Well, I had all intentions of blogging more but my time is spent taking care of the most beautiful little boy on the planet and trying to keep our house in semi-order. I must admit, I don’t take care of the house like I wish I would….like I thought I would. But that’s ok. I have a child and spending my time with him and staring at him is more important than having the perfect house.
Afterall, I’ve never been Martha Stewart.
But don’t get me wrong, our house isn’t a pigsty. It’s just lived in.
There may be some dishes on the counter because we haven’t gotten around to emptying the dishwasher. Our floor may need a good scrub. Heck, there is probably a lot of dusting to do. I know there are photos to hang and a house to decorate but it all can wait. (But if someone wants to volunteer and come clean for me, I’d never turn it down. haha) There even is a basement left to finish.

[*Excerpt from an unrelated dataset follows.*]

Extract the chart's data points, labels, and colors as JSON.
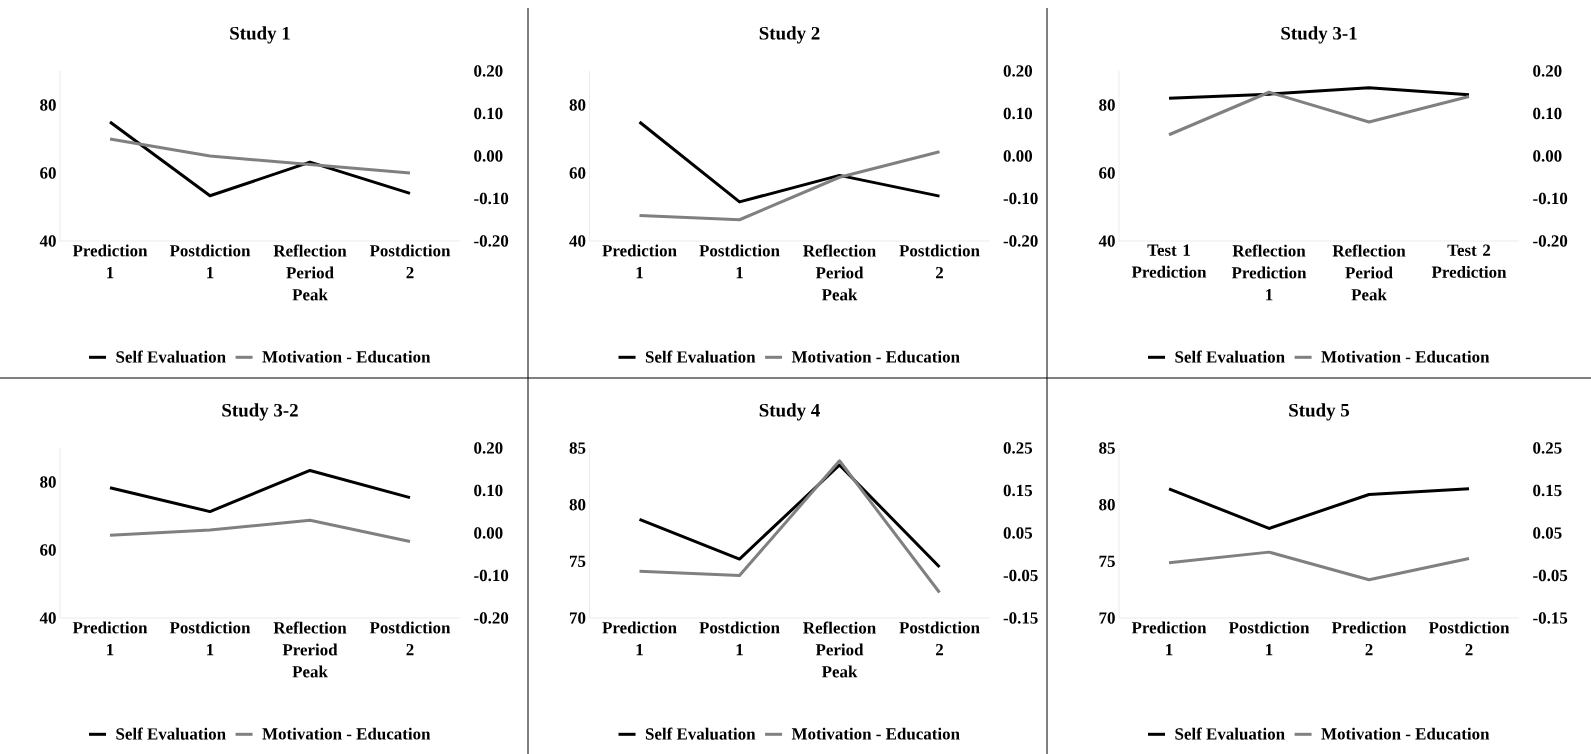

I say, meh. Don’t sweat the small stuff.
I’ll never regret spending all my time with my son. I will regret spending my time not paying attention and trying to be superwoman. Who knows what I might miss when I turn my back.
He are only this little once. He will only grow this fast this once.
What is a few months of our lives without constant cleaning? Happiness.
I know it’s only going to get harder to keep tidy once he’s mobile but it’ll be clean. Maybe not clean enough that I’d eat off the floor or anything, but clean nevertheless.
I have a child. My house will never be the same.
But I am ok with that.
I totally agree, my house is always a mess, toys toys everywhere, art works posted on every available space or just laying around, clothes stained beyond saving. Just means he’s having fun, which is what childhood is all about.